Aircraft analysts have pointed out that the cost cuts required by management of the pilots are not in proportion to the cost cuts elsewhere in the company.
SAS has 8,000 employees, 900 of whom are pilots. In the savings plan SAS Forward, the company will cut NOK 1.2 billion in wage costs, and demanded that the pilots be responsible for 800 million of these.
The agreement now ended at about 600 million in cuts. The 900 pilots, who make up 11 per cent of the employees, thus ended up accepting half of the management’s desire for a pay cut in SAS.
This raises questions about the SAS management’s ability to reduce costs elsewhere in the company.
The story of SAS is about a company that has brought with it a large and complex organization from the time before the deregulation in the aviation market, into a new era where competitors are sharp – and thus in a completely different degree able to reduce total costs.
New companies often specialize in one type of travel, and thus have a much less costly operation.

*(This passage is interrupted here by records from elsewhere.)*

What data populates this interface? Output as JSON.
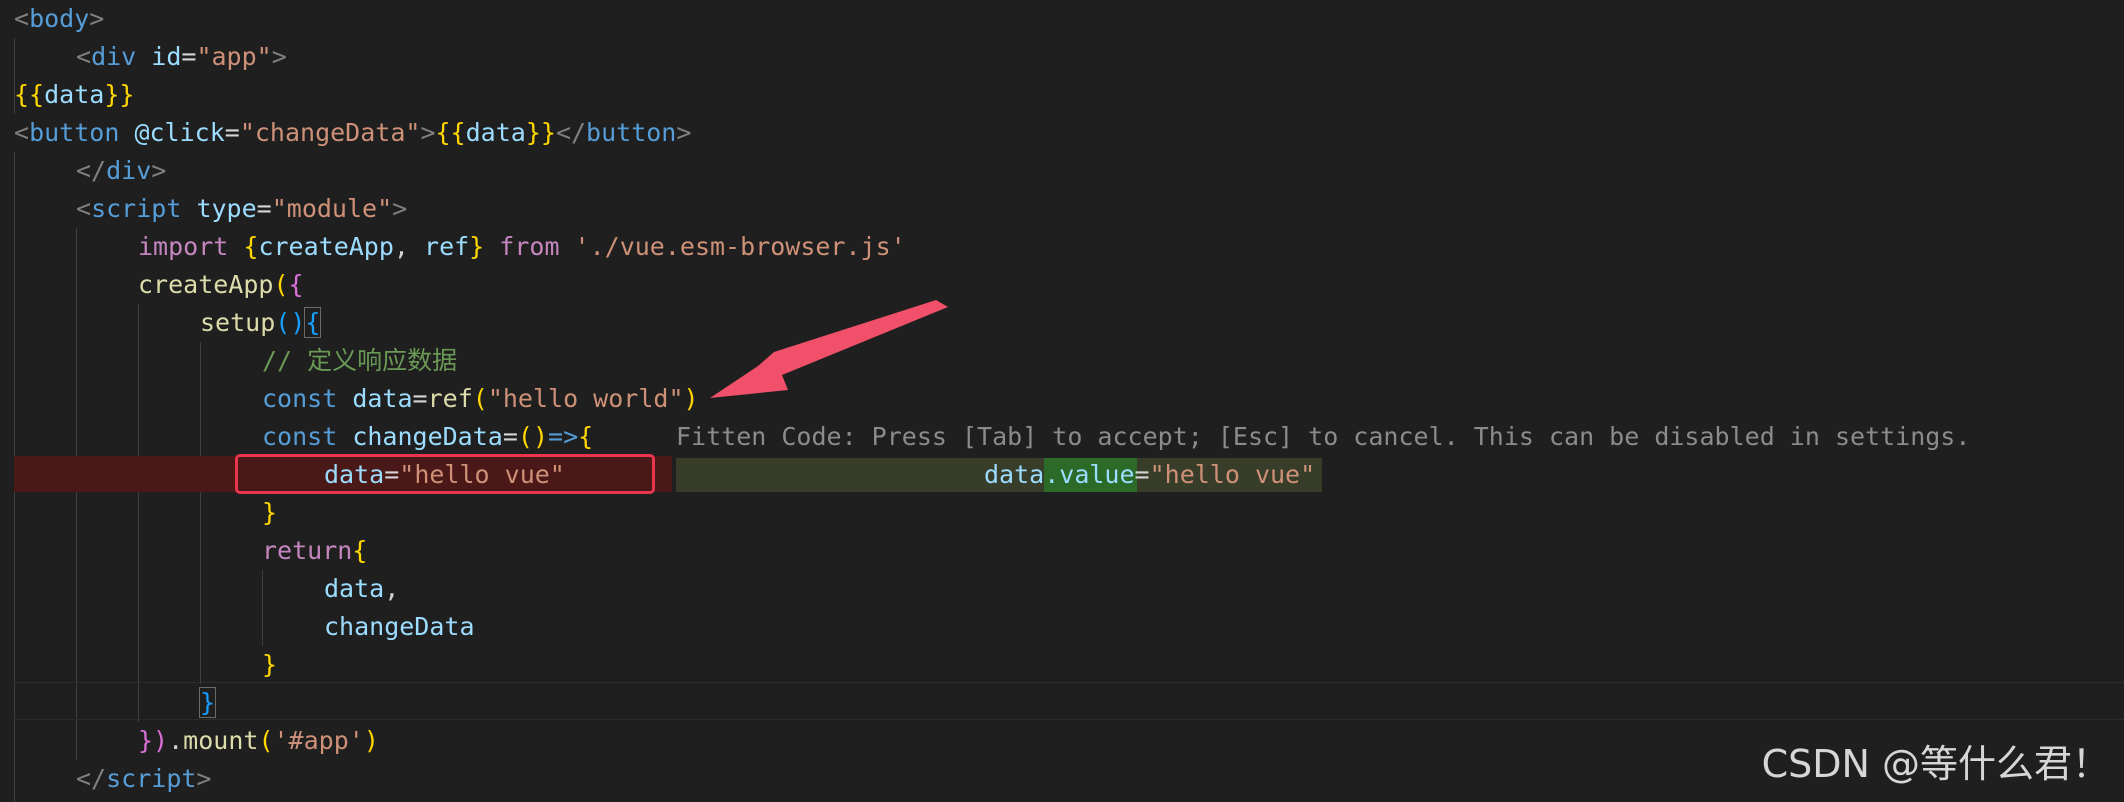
{
  "code": {
    "l1": {
      "open": "<",
      "tag": "body",
      "close": ">"
    },
    "l2": {
      "open": "<",
      "tag": "div",
      "attr": "id",
      "eq": "=",
      "val": "\"app\"",
      "close": ">"
    },
    "l3": {
      "open": "{{",
      "var": "data",
      "close": "}}"
    },
    "l4": {
      "open": "<",
      "tag": "button",
      "attr": "@click",
      "eq": "=",
      "val": "\"changeData\"",
      "gt": ">",
      "mopen": "{{",
      "var": "data",
      "mclose": "}}",
      "endopen": "</",
      "endtag": "button",
      "endclose": ">"
    },
    "l5": {
      "open": "</",
      "tag": "div",
      "close": ">"
    },
    "l6": {
      "open": "<",
      "tag": "script",
      "attr": "type",
      "eq": "=",
      "val": "\"module\"",
      "close": ">"
    },
    "l7": {
      "kw": "import",
      "sp": " ",
      "bopen": "{",
      "a": "createApp",
      "comma": ", ",
      "b": "ref",
      "bclose": "}",
      "from": " from ",
      "str": "'./vue.esm-browser.js'"
    },
    "l8": {
      "fn": "createApp",
      "popen": "(",
      "bopen": "{"
    },
    "l9": {
      "fn": "setup",
      "parens": "()",
      "bopen": "{"
    },
    "l10": {
      "comment": "// 定义响应数据"
    },
    "l11": {
      "kw": "const",
      "var": "data",
      "eq": "=",
      "fn": "ref",
      "popen": "(",
      "str": "\"hello world\"",
      "pclose": ")"
    },
    "l12": {
      "kw": "const",
      "var": "changeData",
      "eq": "=",
      "parens": "()",
      "arrow": "=>",
      "bopen": "{"
    },
    "l13": {
      "var": "data",
      "eq": "=",
      "str": "\"hello vue\""
    },
    "l14": {
      "bclose": "}"
    },
    "l15": {
      "kw": "return",
      "bopen": "{"
    },
    "l16": {
      "var": "data",
      "comma": ","
    },
    "l17": {
      "var": "changeData"
    },
    "l18": {
      "bclose": "}"
    },
    "l19": {
      "bclose": "}"
    },
    "l20": {
      "bclose": "})",
      "dot": ".",
      "fn": "mount",
      "popen": "(",
      "str": "'#app'",
      "pclose": ")"
    },
    "l21": {
      "open": "</",
      "tag": "script",
      "close": ">"
    }
  },
  "suggestion": {
    "hint": "Fitten Code: Press [Tab] to accept; [Esc] to cancel. This can be disabled in settings.",
    "var": "data",
    "added": ".value",
    "eq": "=",
    "str": "\"hello vue\""
  },
  "watermark": "CSDN @等什么君！",
  "colors": {
    "error_line": "#4b1818",
    "highlight_box": "#e8364f",
    "annotation_arrow": "#f0506a",
    "suggestion_bg": "#373d29",
    "suggestion_added": "#2c6a28"
  }
}
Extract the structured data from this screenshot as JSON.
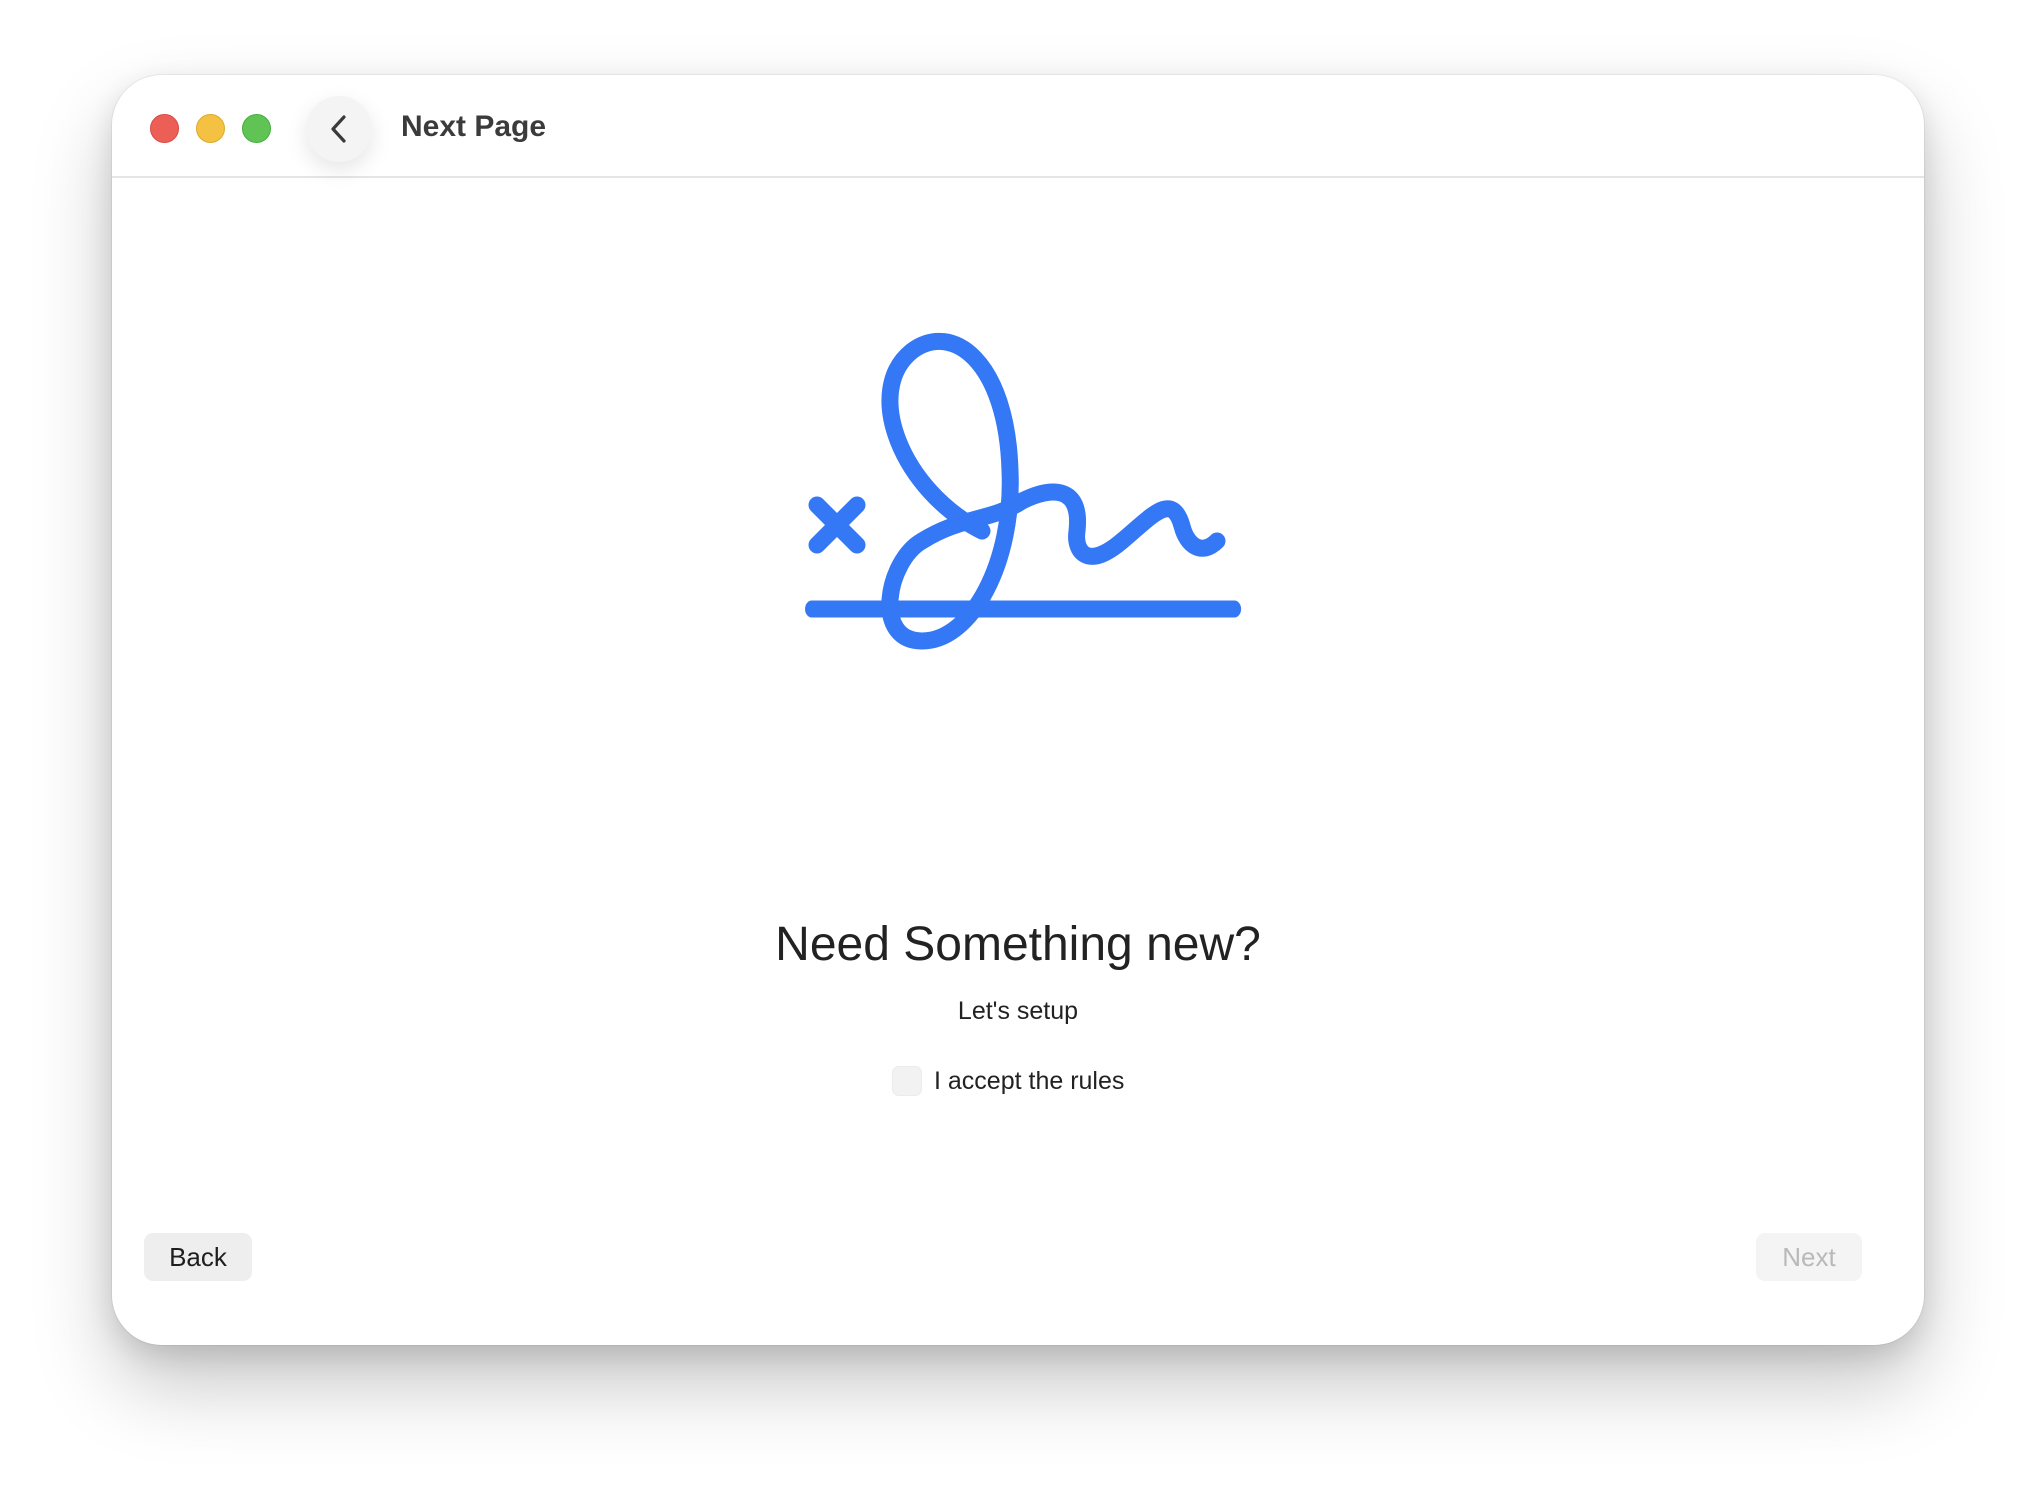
{
  "window": {
    "title": "Next Page",
    "traffic_lights": {
      "close_color": "#ec5f57",
      "minimize_color": "#f4c143",
      "zoom_color": "#5fc454"
    },
    "nav_back_icon": "chevron-left-icon"
  },
  "illustration": {
    "icon": "signature-icon",
    "color": "#3478f6"
  },
  "content": {
    "heading": "Need Something new?",
    "subheading": "Let's setup",
    "accept_label": "I accept the rules",
    "accept_checked": false
  },
  "footer": {
    "back_label": "Back",
    "next_label": "Next",
    "next_enabled": false
  }
}
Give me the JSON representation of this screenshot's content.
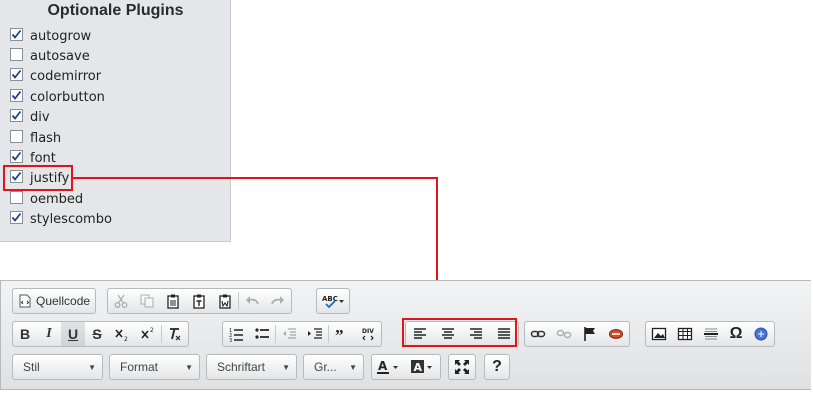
{
  "plugin_panel": {
    "title": "Optionale Plugins",
    "plugins": [
      {
        "label": "autogrow",
        "checked": true
      },
      {
        "label": "autosave",
        "checked": false
      },
      {
        "label": "codemirror",
        "checked": true
      },
      {
        "label": "colorbutton",
        "checked": true
      },
      {
        "label": "div",
        "checked": true
      },
      {
        "label": "flash",
        "checked": false
      },
      {
        "label": "font",
        "checked": true
      },
      {
        "label": "justify",
        "checked": true
      },
      {
        "label": "oembed",
        "checked": false
      },
      {
        "label": "stylescombo",
        "checked": true
      }
    ]
  },
  "toolbar": {
    "source_label": "Quellcode",
    "style_combo": "Stil",
    "format_combo": "Format",
    "font_combo": "Schriftart",
    "size_combo": "Gr...",
    "bold_glyph": "B",
    "italic_glyph": "I",
    "underline_glyph": "U",
    "strike_glyph": "S",
    "omega_glyph": "Ω",
    "help_glyph": "?"
  },
  "colors": {
    "highlight": "#e0141b",
    "panel_bg": "#e4e6e9"
  }
}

SAS must be everything at once; a full-service company that will maintain the customer relationship with both service-conscious business travelers (a falling market) and price-conscious holiday travelers (a rising market).
In such a perspective, the image of the pilots as scapegoats in the company becomes very misleading.
The SAS chief’s logical crash landing
SAS has huge challenges if they are to be able to match Norwegian and others on price and profitability in the market for leisure travel. These challenges have been obvious for about 20 years, and yet the company’s management has been far from finding satisfactory answers.
And in five years, when the pilots can once again negotiate and threaten to strike – will they provide another penny or a half in cuts?
It will not solve the company’s problems, but perhaps it will – as now – be enough to get creditors on a new round with a company that does not really have a sustainable business model.